Pire, des associations ont alerté ce mardi sur le risque que des enfants européens placés dans foyers ou familles d’accueil deviennent sans-papiers. Certains peinent à prouver leur identité, fournir les documents de résidence requis ou obtenir le soutien nécessaire à leurs démarches, qui incombent à leur tuteur légal ou aux autorités publiques. Selon le ministère de l’Intérieur, 3660 jeunes vulnérables (jusqu’à 25 ans) ont été identifiés comme éligibles au statut de résident, dont 67% avaient soumis une demande à fin avril.

À l’approche du 30 juin, le Home office a d’ailleurs confirmé également observer une hausse des demandes de dernière minute mais assure “continuer à aider des centaines de personnes chaque jour”.

Contrairement à la France qui a donné trois mois de plus aux ressortissants britanniques sur son territoire pour se mettre en conformité, Kevin Foster a refusé de repousser à nouveau la date limite du 30 juin. Le ministre de l’Immigration a toutefois promis que parmi les personnes n’ayant toujours pas fait de demande d’EUSS, celles qui avaient des “raisons raisonnables”, recevraient par courrier une “notice” de 28 jours les incitant à lancer les démarches.

Pour le co-fondateur de The3Million c’est à nouveau de l’esbroufe. “On est loin des droits automatiques promis avant le référendum (...) Sur le papier on dirait presque que le Home Office va écrire à tout le monde, mais d’un ce n’est pas le cas. Autre problème, les personnes qui ne postulent pas. Les autorités ne savent pas qui elles sont, car elles n’ont jamais enregistré les citoyens de l’UE, comme le font la plupart des pays européens”, dénonce à nouveau Maike Bohn.

Craintes face aux discriminions

Ce qui inquiète particulièrement The3Million, ce sont les discriminations auxquelles s’exposent tous les Européens expatriés. “Les citoyens de l’UE qui n’ont pas encore fait de demande ou les près de 400.000 personnes qui attendent toujours une décision seront confrontées à une myriade de problèmes à partir du 1er juillet. Sans statut d’immigration confirmé, ils seront incapables de générer le code numérique qui prouvera en fin de compte leurs droits aux employeurs, aux prestataires de santé, aux banques, aux propriétaires et bien d’autres. Les membres de leur famille ne pourront pas demander le statut”, abonde encore Maike Bohn. 

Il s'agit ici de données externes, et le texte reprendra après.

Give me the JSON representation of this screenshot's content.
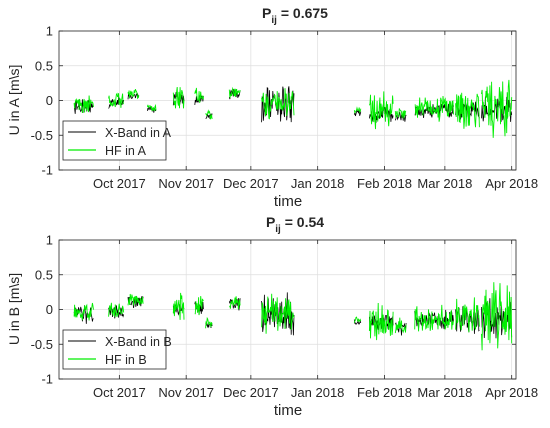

Le gouvernement a publié le 18 juin dernier un long document à destination des employeurs et des bailleurs. Mais sa complexité, sa longueur et parfois son flou ont été critiqués. Selon Maike Bohn, nombre d’entreprises ou d’agence immobilières ne savent pas qu’elles peuvent, même après le 30 juin, accepter quelqu’un dont la demande est en cours de traitement: “Pour beaucoup d’employeurs, le 30 juin c’est la date finale”, déplore-t-il. 

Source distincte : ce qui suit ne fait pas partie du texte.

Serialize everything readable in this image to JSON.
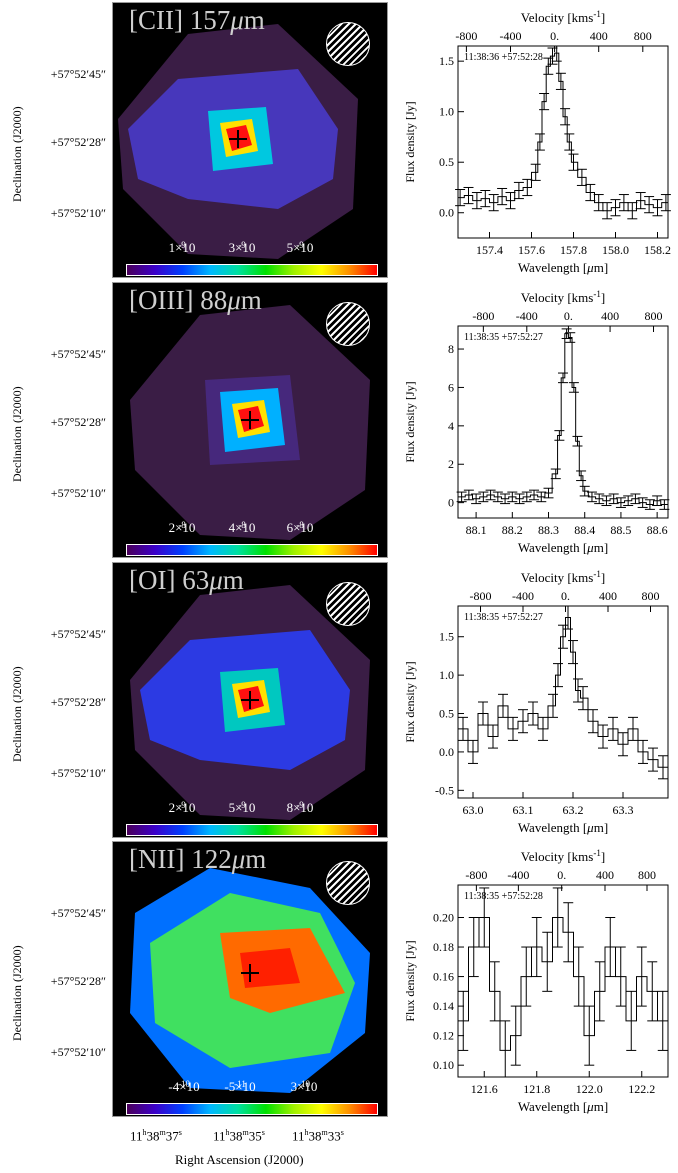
{
  "declination_axis_label": "Declination (J2000)",
  "dec_ticks": [
    "+57°52′45″",
    "+57°52′28″",
    "+57°52′10″"
  ],
  "ra_axis_label": "Right Ascension (J2000)",
  "ra_ticks": [
    "11h38m37s",
    "11h38m35s",
    "11h38m33s"
  ],
  "ra_ticks_parts": [
    {
      "h": "11",
      "m": "38",
      "s": "37"
    },
    {
      "h": "11",
      "m": "38",
      "s": "35"
    },
    {
      "h": "11",
      "m": "38",
      "s": "33"
    }
  ],
  "spectrum_top_axis": "Velocity [kms",
  "spectrum_top_axis_sup": "-1",
  "spectrum_top_axis_close": "]",
  "spectrum_ylabel": "Flux density [Jy]",
  "spectrum_xlabel": "Wavelength [",
  "spectrum_xlabel_mu": "μ",
  "spectrum_xlabel_unit": "m]",
  "velocity_ticks": [
    "-800",
    "-400",
    "0.",
    "400",
    "800"
  ],
  "panels": [
    {
      "map_title": "[CII] 157μm",
      "title_species": "[CII] 157",
      "title_mu": "μ",
      "title_unit": "m",
      "colorbar_ticks": [
        "1×10⁻⁹",
        "3×10⁻⁹",
        "5×10⁻⁹"
      ],
      "colorbar_tick_mant": [
        "1×10",
        "3×10",
        "5×10"
      ],
      "colorbar_tick_exp": [
        "-9",
        "-9",
        "-9"
      ],
      "coord_label": "11:38:36 +57:52:28",
      "colors": {
        "halo": "#3a1d45",
        "outer": "#4a3cd0",
        "mid": "#00c8e0",
        "core": "#ff1010"
      }
    },
    {
      "map_title": "[OIII] 88μm",
      "title_species": "[OIII] 88",
      "title_mu": "μ",
      "title_unit": "m",
      "colorbar_ticks": [
        "2×10⁻⁸",
        "4×10⁻⁸",
        "6×10⁻⁸"
      ],
      "colorbar_tick_mant": [
        "2×10",
        "4×10",
        "6×10"
      ],
      "colorbar_tick_exp": [
        "-8",
        "-8",
        "-8"
      ],
      "coord_label": "11:38:35 +57:52:27",
      "colors": {
        "halo": "#3a1d45",
        "outer": "#4a2c8a",
        "mid": "#00b0ff",
        "core": "#ff1010"
      }
    },
    {
      "map_title": "[OI] 63μm",
      "title_species": "[OI] 63",
      "title_mu": "μ",
      "title_unit": "m",
      "colorbar_ticks": [
        "2×10⁻⁹",
        "5×10⁻⁹",
        "8×10⁻⁹"
      ],
      "colorbar_tick_mant": [
        "2×10",
        "5×10",
        "8×10"
      ],
      "colorbar_tick_exp": [
        "-9",
        "-9",
        "-9"
      ],
      "coord_label": "11:38:35 +57:52:27",
      "colors": {
        "halo": "#3a1d45",
        "outer": "#2a40ff",
        "mid": "#00c8c0",
        "core": "#ff1010"
      }
    },
    {
      "map_title": "[NII] 122μm",
      "title_species": "[NII] 122",
      "title_mu": "μ",
      "title_unit": "m",
      "colorbar_ticks": [
        "-4×10⁻¹⁰",
        "-5×10⁻¹¹",
        "3×10⁻¹⁰"
      ],
      "colorbar_tick_mant": [
        "-4×10",
        "-5×10",
        "3×10"
      ],
      "colorbar_tick_exp": [
        "-10",
        "-11",
        "-10"
      ],
      "coord_label": "11:38:35 +57:52:28",
      "colors": {
        "halo": "#3a1d45",
        "outer": "#0070ff",
        "mid": "#40e060",
        "core": "#ff2000"
      }
    }
  ],
  "chart_data": [
    {
      "type": "line",
      "xlim": [
        157.25,
        158.25
      ],
      "ylim": [
        -0.25,
        1.65
      ],
      "x_ticks": [
        157.4,
        157.6,
        157.8,
        158.0,
        158.2
      ],
      "x_tick_labels": [
        "157.4",
        "157.6",
        "157.8",
        "158.0",
        "158.2"
      ],
      "y_ticks": [
        0.0,
        0.5,
        1.0,
        1.5
      ],
      "y_tick_labels": [
        "0.0",
        "0.5",
        "1.0",
        "1.5"
      ],
      "velocity_positions": [
        157.29,
        157.5,
        157.71,
        157.92,
        158.13
      ],
      "x": [
        157.26,
        157.3,
        157.34,
        157.38,
        157.42,
        157.46,
        157.5,
        157.54,
        157.58,
        157.62,
        157.64,
        157.66,
        157.68,
        157.7,
        157.72,
        157.74,
        157.76,
        157.78,
        157.8,
        157.84,
        157.88,
        157.92,
        157.96,
        158.0,
        158.04,
        158.08,
        158.12,
        158.16,
        158.2,
        158.24
      ],
      "y": [
        0.15,
        0.17,
        0.12,
        0.14,
        0.1,
        0.16,
        0.12,
        0.22,
        0.25,
        0.4,
        0.7,
        1.1,
        1.45,
        1.55,
        1.58,
        1.3,
        0.95,
        0.7,
        0.5,
        0.35,
        0.2,
        0.1,
        0.02,
        0.05,
        0.1,
        0.02,
        0.12,
        0.08,
        0.05,
        0.1
      ],
      "err": 0.08
    },
    {
      "type": "line",
      "xlim": [
        88.05,
        88.63
      ],
      "ylim": [
        -0.8,
        9.2
      ],
      "x_ticks": [
        88.1,
        88.2,
        88.3,
        88.4,
        88.5,
        88.6
      ],
      "x_tick_labels": [
        "88.1",
        "88.2",
        "88.3",
        "88.4",
        "88.5",
        "88.6"
      ],
      "y_ticks": [
        0,
        2,
        4,
        6,
        8
      ],
      "y_tick_labels": [
        "0",
        "2",
        "4",
        "6",
        "8"
      ],
      "velocity_positions": [
        88.12,
        88.24,
        88.355,
        88.47,
        88.59
      ],
      "x": [
        88.06,
        88.08,
        88.1,
        88.12,
        88.14,
        88.16,
        88.18,
        88.2,
        88.22,
        88.24,
        88.26,
        88.28,
        88.3,
        88.32,
        88.33,
        88.34,
        88.35,
        88.36,
        88.37,
        88.38,
        88.39,
        88.4,
        88.42,
        88.44,
        88.46,
        88.48,
        88.5,
        88.52,
        88.54,
        88.56,
        88.58,
        88.6,
        88.62
      ],
      "y": [
        0.3,
        0.4,
        0.2,
        0.3,
        0.4,
        0.3,
        0.2,
        0.3,
        0.2,
        0.3,
        0.4,
        0.3,
        0.5,
        1.5,
        3.5,
        6.5,
        8.8,
        8.6,
        6.0,
        3.2,
        1.4,
        0.6,
        0.3,
        0.2,
        0.1,
        0.2,
        0.0,
        0.1,
        0.2,
        0.0,
        -0.1,
        0.1,
        -0.1
      ],
      "err": 0.25
    },
    {
      "type": "line",
      "xlim": [
        62.97,
        63.39
      ],
      "ylim": [
        -0.6,
        1.9
      ],
      "x_ticks": [
        63.0,
        63.1,
        63.2,
        63.3
      ],
      "x_tick_labels": [
        "63.0",
        "63.1",
        "63.2",
        "63.3"
      ],
      "y_ticks": [
        -0.5,
        0.0,
        0.5,
        1.0,
        1.5
      ],
      "y_tick_labels": [
        "-0.5",
        "0.0",
        "0.5",
        "1.0",
        "1.5"
      ],
      "velocity_positions": [
        63.015,
        63.1,
        63.185,
        63.27,
        63.355
      ],
      "x": [
        62.98,
        63.0,
        63.02,
        63.04,
        63.06,
        63.08,
        63.1,
        63.12,
        63.14,
        63.16,
        63.17,
        63.18,
        63.19,
        63.2,
        63.21,
        63.22,
        63.24,
        63.26,
        63.28,
        63.3,
        63.32,
        63.34,
        63.36,
        63.38
      ],
      "y": [
        0.3,
        0.0,
        0.5,
        0.2,
        0.6,
        0.3,
        0.4,
        0.5,
        0.3,
        0.6,
        1.0,
        1.5,
        1.75,
        1.3,
        0.8,
        0.7,
        0.4,
        0.2,
        0.3,
        0.1,
        0.3,
        0.0,
        -0.1,
        -0.2
      ],
      "err": 0.15
    },
    {
      "type": "line",
      "xlim": [
        121.5,
        122.3
      ],
      "ylim": [
        0.092,
        0.222
      ],
      "x_ticks": [
        121.6,
        121.8,
        122.0,
        122.2
      ],
      "x_tick_labels": [
        "121.6",
        "121.8",
        "122.0",
        "122.2"
      ],
      "y_ticks": [
        0.1,
        0.12,
        0.14,
        0.16,
        0.18,
        0.2
      ],
      "y_tick_labels": [
        "0.10",
        "0.12",
        "0.14",
        "0.16",
        "0.18",
        "0.20"
      ],
      "velocity_positions": [
        121.57,
        121.73,
        121.895,
        122.06,
        122.22
      ],
      "x": [
        121.52,
        121.56,
        121.6,
        121.64,
        121.68,
        121.72,
        121.76,
        121.8,
        121.84,
        121.88,
        121.92,
        121.96,
        122.0,
        122.04,
        122.08,
        122.12,
        122.16,
        122.2,
        122.24,
        122.28
      ],
      "y": [
        0.13,
        0.18,
        0.2,
        0.15,
        0.11,
        0.12,
        0.16,
        0.18,
        0.17,
        0.2,
        0.19,
        0.16,
        0.12,
        0.15,
        0.18,
        0.16,
        0.13,
        0.16,
        0.15,
        0.13
      ],
      "err": 0.02
    }
  ]
}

Dans ce contexte, de nombreux observateurs craignent une redite du scandale Windrush. Un nom qui désigne le bateau depuis lequel sont arrivés de nombreux Jamaïcains après la Seconde Guerre mondiale, et que le gouvernement de l’époque a fait venir. Au début des années 2010, dans un contexte de restrictions des règles en matière d’immigration, de nombreuses personnes issues de cette génération ainsi que leurs descendants se sont retrouvés traités comme des immigrés clandestins.